Future. At my age, it’s supposed to be a happy word, full of opportunity and potential, stretching out in front of me like a yellow-brick road leading towards a glittering Happily Ever After. Career, mortgage, family, kids, the perfect suburban dream.
The word “future” no longer carries the associations it once did. It’s a strange time to be graduating, just as it’s a strange time to be doing just about anything. Eating, working, living, breathing, all done with that heavy black cloud hanging overhead, future. Every day the word sounds more like a threat.
My last exam was a French oral. I was asked questions about feminism, the film industry, art and culture through the safety net of my computer screen. And, finally, more of a parting query than a real interrogation: what are your plans for after graduation? I got as far as “je vais” before realising that I no longer had an ending for the sentence in any language. In a few short months, all my plans had been obliterated as the pandemic blew the working world apart.

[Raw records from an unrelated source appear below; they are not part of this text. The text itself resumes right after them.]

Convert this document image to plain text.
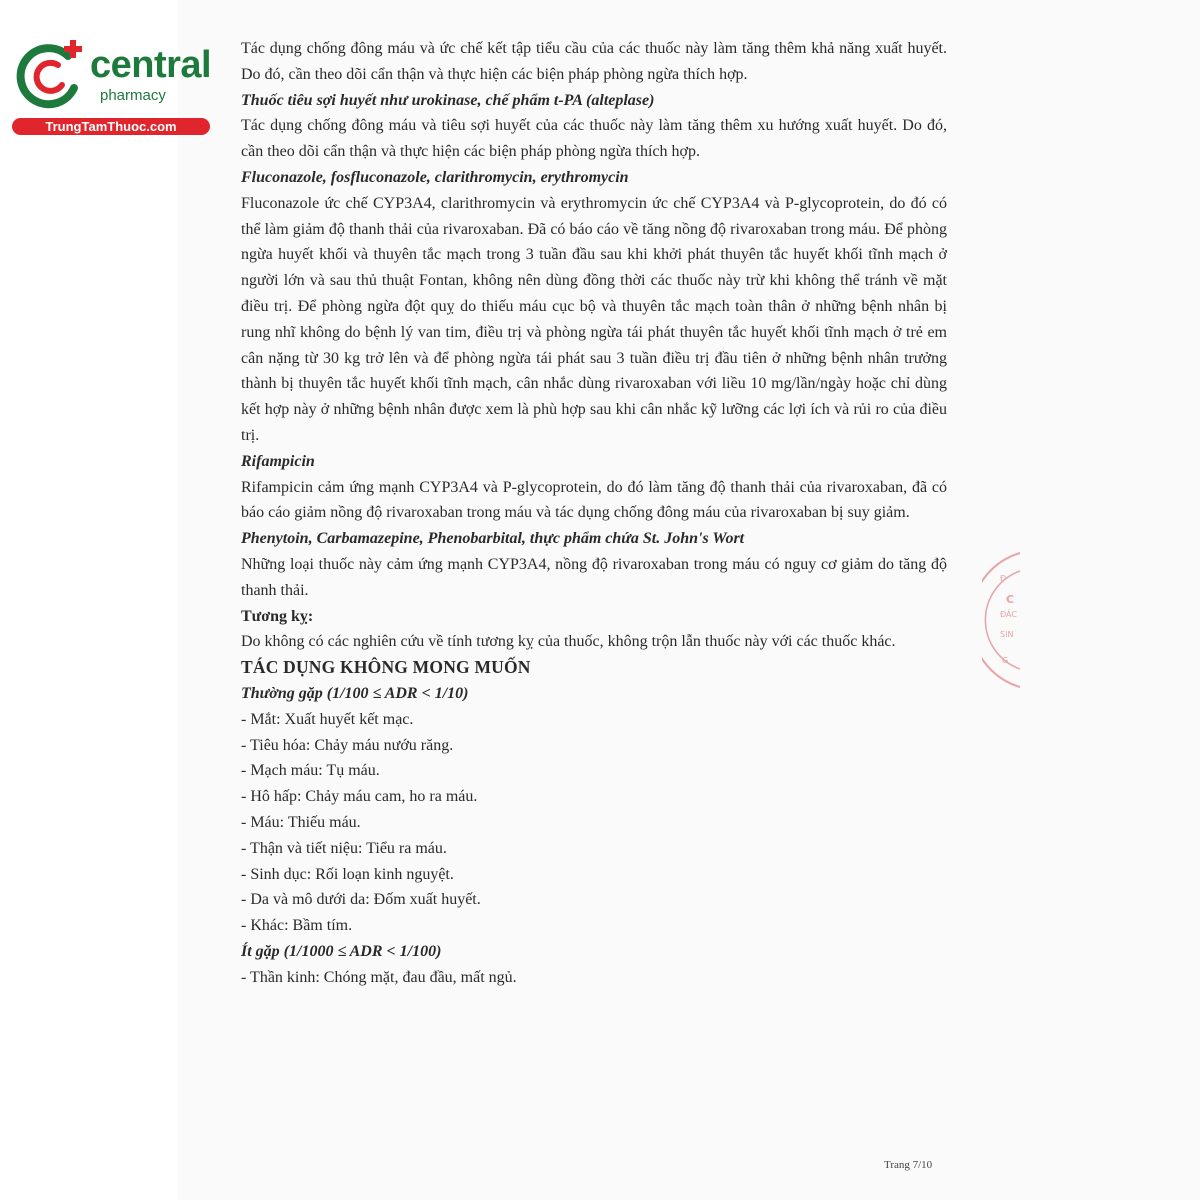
central
pharmacy
TrungTamThuoc.com

Tác dụng chống đông máu và ức chế kết tập tiểu cầu của các thuốc này làm tăng thêm khả năng xuất huyết. Do đó, cần theo dõi cẩn thận và thực hiện các biện pháp phòng ngừa thích hợp.

Thuốc tiêu sợi huyết như urokinase, chế phẩm t-PA (alteplase)

Tác dụng chống đông máu và tiêu sợi huyết của các thuốc này làm tăng thêm xu hướng xuất huyết. Do đó, cần theo dõi cẩn thận và thực hiện các biện pháp phòng ngừa thích hợp.

Fluconazole, fosfluconazole, clarithromycin, erythromycin

Fluconazole ức chế CYP3A4, clarithromycin và erythromycin ức chế CYP3A4 và P-glycoprotein, do đó có thể làm giảm độ thanh thải của rivaroxaban. Đã có báo cáo về tăng nồng độ rivaroxaban trong máu. Để phòng ngừa huyết khối và thuyên tắc mạch trong 3 tuần đầu sau khi khởi phát thuyên tắc huyết khối tĩnh mạch ở người lớn và sau thủ thuật Fontan, không nên dùng đồng thời các thuốc này trừ khi không thể tránh về mặt điều trị. Để phòng ngừa đột quỵ do thiếu máu cục bộ và thuyên tắc mạch toàn thân ở những bệnh nhân bị rung nhĩ không do bệnh lý van tim, điều trị và phòng ngừa tái phát thuyên tắc huyết khối tĩnh mạch ở trẻ em cân nặng từ 30 kg trở lên và để phòng ngừa tái phát sau 3 tuần điều trị đầu tiên ở những bệnh nhân trưởng thành bị thuyên tắc huyết khối tĩnh mạch, cân nhắc dùng rivaroxaban với liều 10 mg/lần/ngày hoặc chỉ dùng kết hợp này ở những bệnh nhân được xem là phù hợp sau khi cân nhắc kỹ lưỡng các lợi ích và rủi ro của điều trị.

Rifampicin

Rifampicin cảm ứng mạnh CYP3A4 và P-glycoprotein, do đó làm tăng độ thanh thải của rivaroxaban, đã có báo cáo giảm nồng độ rivaroxaban trong máu và tác dụng chống đông máu của rivaroxaban bị suy giảm.

Phenytoin, Carbamazepine, Phenobarbital, thực phẩm chứa St. John's Wort

Những loại thuốc này cảm ứng mạnh CYP3A4, nồng độ rivaroxaban trong máu có nguy cơ giảm do tăng độ thanh thải.

Tương kỵ:

Do không có các nghiên cứu về tính tương kỵ của thuốc, không trộn lẫn thuốc này với các thuốc khác.

TÁC DỤNG KHÔNG MONG MUỐN

Thường gặp (1/100 ≤ ADR < 1/10)

- Mắt: Xuất huyết kết mạc.

- Tiêu hóa: Chảy máu nướu răng.

- Mạch máu: Tụ máu.

- Hô hấp: Chảy máu cam, ho ra máu.

- Máu: Thiếu máu.

- Thận và tiết niệu: Tiểu ra máu.

- Sinh dục: Rối loạn kinh nguyệt.

- Da và mô dưới da: Đốm xuất huyết.

- Khác: Bầm tím.

Ít gặp (1/1000 ≤ ADR < 1/100)

- Thần kinh: Chóng mặt, đau đầu, mất ngủ.

Đ
C
ĐÁC
SIN
G
Trang 7/10
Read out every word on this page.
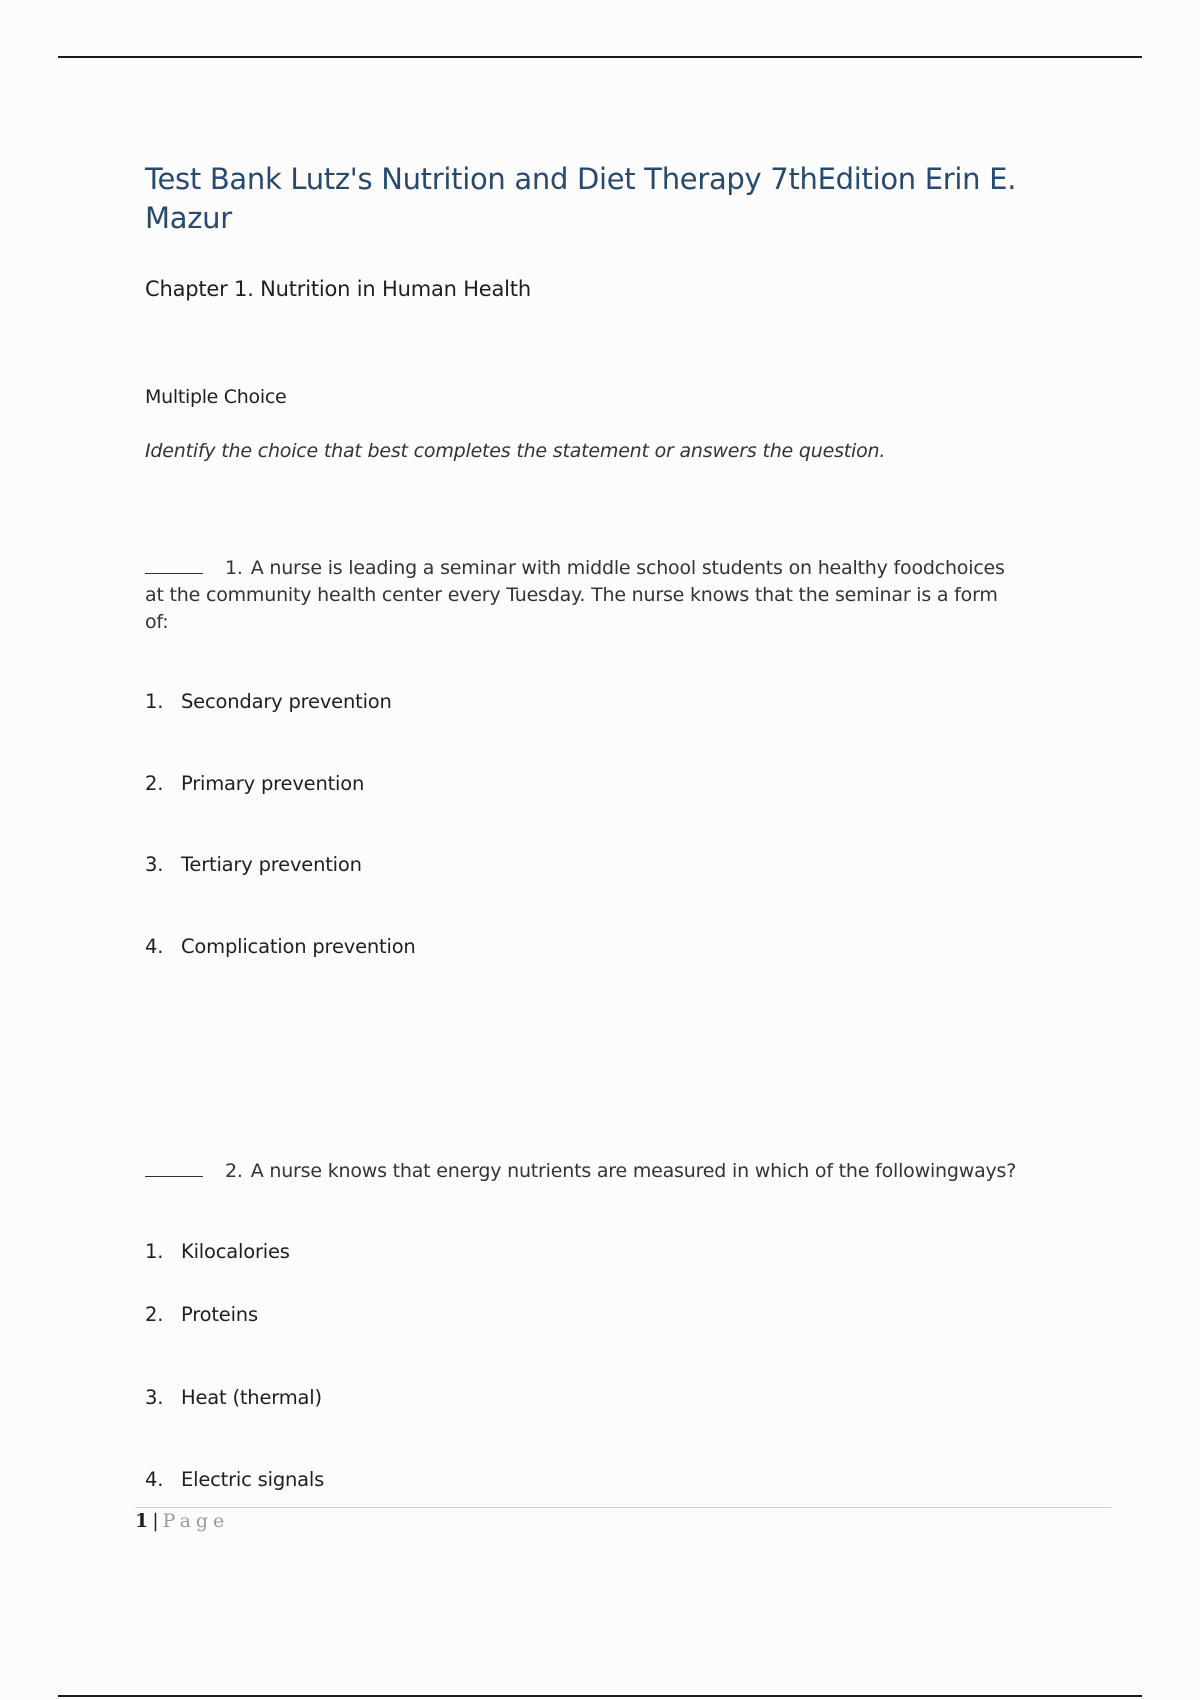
Test Bank Lutz's Nutrition and Diet Therapy 7thEdition Erin E. Mazur
Chapter 1. Nutrition in Human Health
Multiple Choice

Identify the choice that best completes the statement or answers the question.

1. A nurse is leading a seminar with middle school students on healthy foodchoices at the community health center every Tuesday. The nurse knows that the seminar is a form of:

1. Secondary prevention
2. Primary prevention
3. Tertiary prevention
4. Complication prevention

2. A nurse knows that energy nutrients are measured in which of the followingways?

1. Kilocalories
2. Proteins
3. Heat (thermal)
4. Electric signals
1 | Page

What will the commencement speech they give at my webcam graduation sound like? These kinds of events are supposed to be uplifting, encouraging us to soar to new heights, seize tomorrow today, and whatever else they found on inspirationalquotes.com. Perhaps they’ll replace their generic platitudes with honest disclaimers: your career is not guaranteed; your health is not guaranteed; your civil rights are not guaranteed; your planet’s health is not guaranteed; your future is not guaranteed. None of this would be news, of course, but at least we wouldn’t be pretending otherwise. The billboard advertising green pastures and white-picket fences rings false in the face of the four-lane pileup below.
Graduation used to be a summit; now it looks more like a cliff edge. I studied French for five years, thinking of careers in teaching, translation, tourism. I’ve arrived at the peak just in time to watch borders slam shut in my face, and at my back lies the devastation of a global pandemic. I live in one of the most developed nations in the world – I’m one of the lucky ones. My parents and I drag kitchen furniture out onto the driveway and sunbathe while cyclists and dog walkers pass at a two-meter distance. We must look like a postcard of lockdown privilege.
The sunniest Spring on record, the news said today. They placed the item at the end of the broadcast in the slot where they usually have a fluff piece to detract from the wall-to-wall horror preceding it. Forty thousand dead, peaceful protestors beaten and gassed, but at least it’s sunny. Taps aff, yippee.
It’s a delightful reminder of the backburner cataclysm waiting for us on the other side of the mass graves. How many years left before we burn? Sixty? Forty? Twenty? Never enough, no matter how much optimism I can dredge up to face off against the onslaught of science.
In my day, we expected a nuclear apocalypse, mum tells me. We all thought the end of the world was coming at the push of a button. Will the world end with a bang? A whimper? A Tweet? This cliff edge is beginning to feel like a knife edge. How do I plan for a future that could be blown apart at any moment? How does Generation Discontent cope with broken promise after broken promise? How do I write a story about Schrodinger’s future? How do I plan for a life that is falling apart?
The answer is that I don’t plan. I write. I write and write and write in the hope that it gets me somewhere before time runs out. The yellow brick road holds nothing but broken promises and empty gestures. There will be no Happily Ever After at its end. I can only make my own path, and hope.